Bürgermeister Peter König ließ auch die Meilensteine der Gemeindegeschichte von Neusorg Revue passieren. Dabei erwähnte er Eckpunkte, die vom Bau der öffentlichen Wasserversorgungsanlage in den Jahren 1950/51 über die Einweihung der Volksschule, Erweiterung des Friedhofs und Neubau des Leichenhauses, der Errichtung des neuen Kriegerdenkmals bis hin zur Erschließung eines Industriegebietes und der Einweihung der damaligen Mittelpunktschule 1971 reichten.

Weiter erinnerte er an die Erstausgabe des gemeindlichen Mitteilungsblatts 1975 und die Einführung von Straßennamen. Im gleichen Jahr begann auch der Neubau des Kindergartens mit der Pfarrgemeinde. 1977 wurde das Rathaus zum Sitz der Verwaltungsgemeinschaft umgebaut. Eine Vergrößerung erfuhr die junge Kommune 1978 mit der Eingliederung von Riglasreuth und Wernersreuth. Schurbach schloss sich der Stadt Waldershof an.

In den darauffolgenden Jahren wurde die ehemalige Grundschule renoviert und das Baugebiet Neusorg-Ost erschlossen. 1980 kam die Einführung des Gemeindewappens, ein Jahr später kaufte die Gemeinde den Bauhof in der Bayreuther Straße. 1988 führte die Kommune das Goldene Buch ein, 1989 errichtete sie das Sportzentrum. Im gleichen Jahr wurde die Amtskette des Bürgermeisters beschafft.

Das Gemeindeoberhaupt erinnerte auch an die Sanierung der gemeindlichen Abwasserentsorgung und den Bau der Abwasseranlagen Riglasreuth, Weihermühle und Wernersreuth. Ein bedeutender Termin war 1991 die Vereinbarung einer Partnerschaft zwischen Neusorg und der tschechischen Stadt Skalná.
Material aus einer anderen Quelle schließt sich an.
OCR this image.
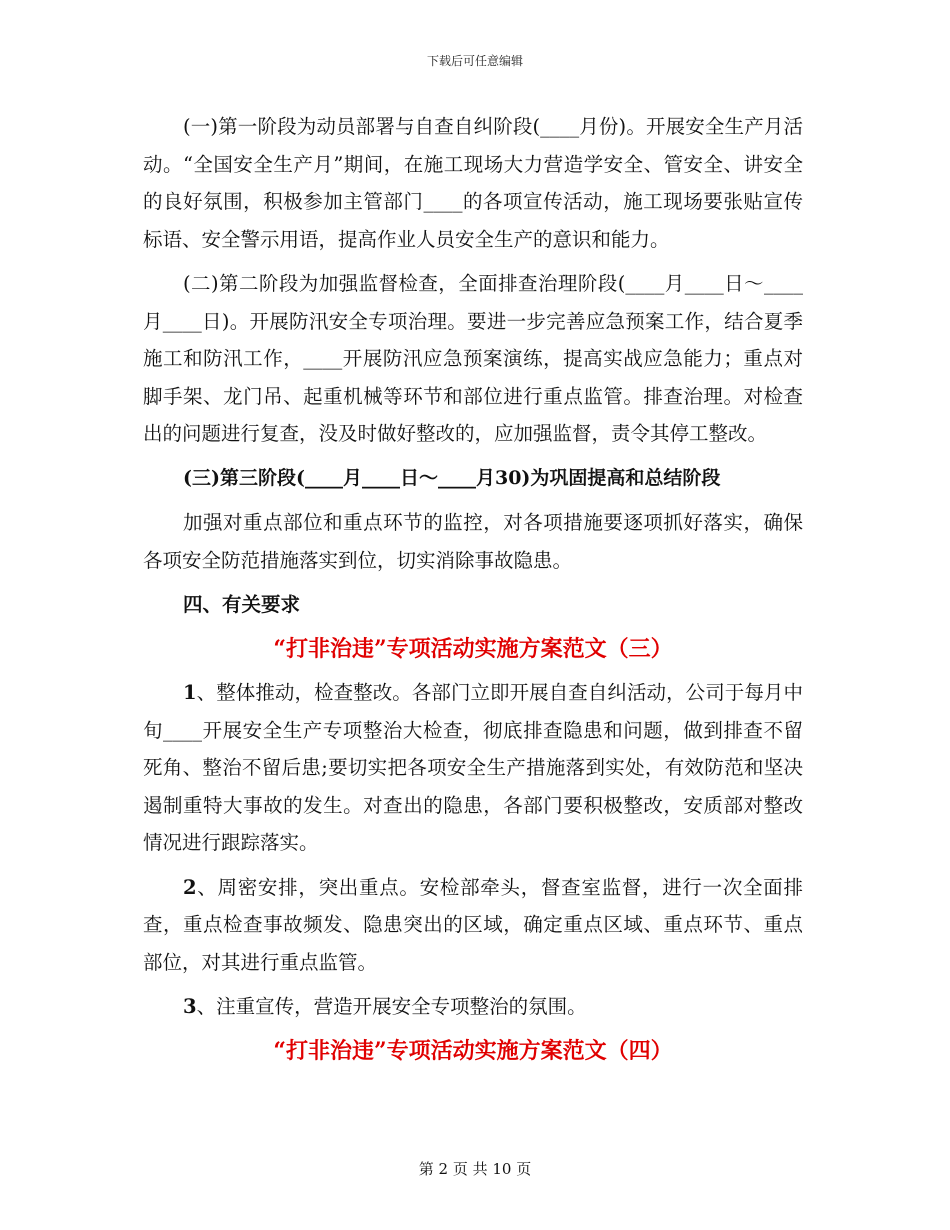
下载后可任意编辑

(一)第一阶段为动员部署与自查自纠阶段(____月份)。开展安全生产月活动。“全国安全生产月”期间，在施工现场大力营造学安全、管安全、讲安全的良好氛围，积极参加主管部门____的各项宣传活动，施工现场要张贴宣传标语、安全警示用语，提高作业人员安全生产的意识和能力。

(二)第二阶段为加强监督检查，全面排查治理阶段(____月____日～____月____日)。开展防汛安全专项治理。要进一步完善应急预案工作，结合夏季施工和防汛工作，____开展防汛应急预案演练，提高实战应急能力；重点对脚手架、龙门吊、起重机械等环节和部位进行重点监管。排查治理。对检查出的问题进行复查，没及时做好整改的，应加强监督，责令其停工整改。

(三)第三阶段(____月____日～____月30)为巩固提高和总结阶段

加强对重点部位和重点环节的监控，对各项措施要逐项抓好落实，确保各项安全防范措施落实到位，切实消除事故隐患。

四、有关要求

“打非治违”专项活动实施方案范文（三）

1、整体推动，检查整改。各部门立即开展自查自纠活动，公司于每月中旬____开展安全生产专项整治大检查，彻底排查隐患和问题，做到排查不留死角、整治不留后患;要切实把各项安全生产措施落到实处，有效防范和坚决遏制重特大事故的发生。对查出的隐患，各部门要积极整改，安质部对整改情况进行跟踪落实。

2、周密安排，突出重点。安检部牵头，督查室监督，进行一次全面排查，重点检查事故频发、隐患突出的区域，确定重点区域、重点环节、重点部位，对其进行重点监管。

3、注重宣传，营造开展安全专项整治的氛围。

“打非治违”专项活动实施方案范文（四）

第 2 页 共 10 页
In den kommenden Jahren wurden zwei Tiefbrunnen gebaut sowie die Grund- und Hauptschule generalsaniert. 1999 standen die Einstufung als Kleinzentrum und 2001 die Sanierung und Erweiterung des Rathauses an. Ebenfalls 2001 konnte die Generalsanierung der Wasserversorgung abgeschlossen werden.

Der Bürgermeister sprach auch die Erschließung des Gewerbegebiets „Am Steinbruch“ 2004 und die Eröffnung der neu eingerichteten Kinderkrippe 2009 an. Im gleichen Jahr wurde ferner der Fichtelnaab-Radweg eröffnet. 2011 folgte die energetische Sanierung der Schulturnhalle und 2015 die Eröffnung des Senioren-Servicehauses sowie die Inbetriebnahme der Nahwärmeversorgung.

Nur ein Jahr später konnte das Gewerbegebiet „Am Steinbruch“ über eine Gemeindeverbindungsstraße an den Hauptort angeschlossen werden. 2017 erfolgte die Breitbanderschließung und erst in diesem Jahr die Einweihung der Ortsmitte Weihermühle, der Abschluss der Generalsanierung des Kinderhauses, die Eröffnung des sanierten Bahnhofsgebäudes, die Neugestaltung der Mediabrache sowie die Freigabe des Radwegs nach Schwarzenreuth.

Bürgermeister Peter König erklärte, all diese Stationen verliehen der Gemeinde einen Mehrwert. Es wurde viel Geld investiert. Auch Zuwendungen der öffentlichen Hand flossen. Die Bürger hätten mit ihren Steuern und Abgaben entscheidend zur Finanzierung beigetragen. Alle seien aufgefordert, sich in die Gemeinde einzubringen und sie mitzugestalten.

Das Gemeindeoberhaupt dankte den Vereinen für ihre ehrenamtlichen Leistungen und allen Mitbürgern und Institutionen, die die Kommune in der Vergangenheit nach vorne gebracht haben.